JFCS Creates Family Legacies with their Oral History Project

Studies show that our early learning and memories often occur casually when we begin to ask “who, what, where, when and why.” Our earliest caregivers taught us to talk but even before that, we listened. Children listen to things adults talk about and interpret words and events using knowledge they possess at the time.

The JFCS Oral History Project facilitates remembering. Originally started by then JFCS board member Ann Friedman, this project now sends volunteers to talk to seniors and really listen to their stories. They capture these memories and record them, leaving a legacy for families and the community. Some volunteers will begin videotaping these interviews in an effort to really get the whole story, body language and all, so that we will never forget these memories.

Some family stories become family legends, told over and over until they seem part of the fabric that holds a family together. “My sister told the guards that she needed me to sew the guards’ clothes and uniforms, so I was taken out of the line of women and children going to the ovens and allowed to assist her.”

Storytelling is often subjective and reflects a person’s state of mind when events happened. An adult telling a childhood story has gained perspective on that memory which now colors the retelling. “I remember Uncle Sol speaking Yiddish with my mother and my parents speaking Yiddish with each other so that we children could not understand what they were saying.”

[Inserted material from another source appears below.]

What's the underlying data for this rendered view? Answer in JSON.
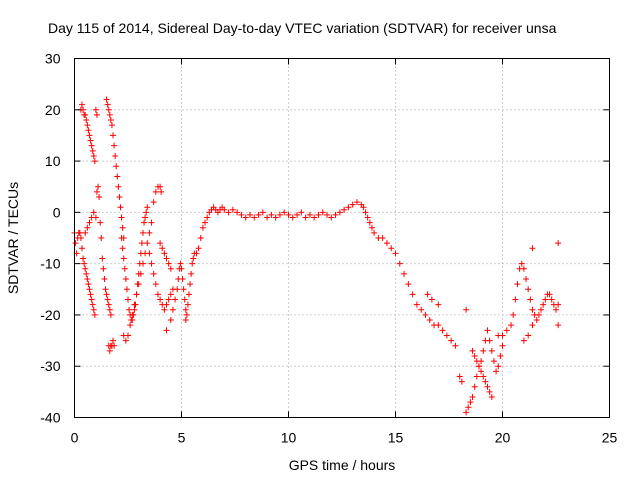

Jewish families, whether native to Louisville or somewhere else, remember the past when “things were different.” Many families experienced instances of anti-Semitism and dealt with things that are illegal now. One story is of a starry-eyed, young newlywed couple trying to rent their first apartment. They were denied housing of their choice because they were Jewish – a heartbreaking but inspirational story in that they went on to prosper despite early hardship.

Jewish seniors today recall being forced to celebrate Christian holidays and sing Christmas carols in school. One senior said, “I liked to sing Christmas carols. I thought they were pretty but I could not understand why we never sang songs like the ones I learned in shul.” “I lied to a boy that I liked in middle school and told him I had a good Christmas rather than explain that my family did not celebrate Christmas.” “In school, I drew my family’s Christmas tree for an assignment because I was too embarrassed to admit that we did not have one.”

To set the record straight, the Oral History Project is not Hollywood’s or history’s version of history, but the first-hand, personal versions of the lives of Louisville seniors as they grew up, went to school, married, had children and made lives for themselves. To get this story, we must ask seniors themselves.

Volunteers ask seniors questions like: “How did your family originally come to this country?” “How were holidays and rituals observed in your family and your community?” “Do you recall anti-Semitism in your school or your community?”

“I hid in a French monastery to avoid the Germans and since then have had a soft spot for priests and monks. I like teaching students about the Holocaust and have taken over 50 school groups to the Holocaust Museum in Washington, D.C.” The senior who recalled these and more painful memories did so with humor, humility and eloquence and is no longer with us. His memories are priceless.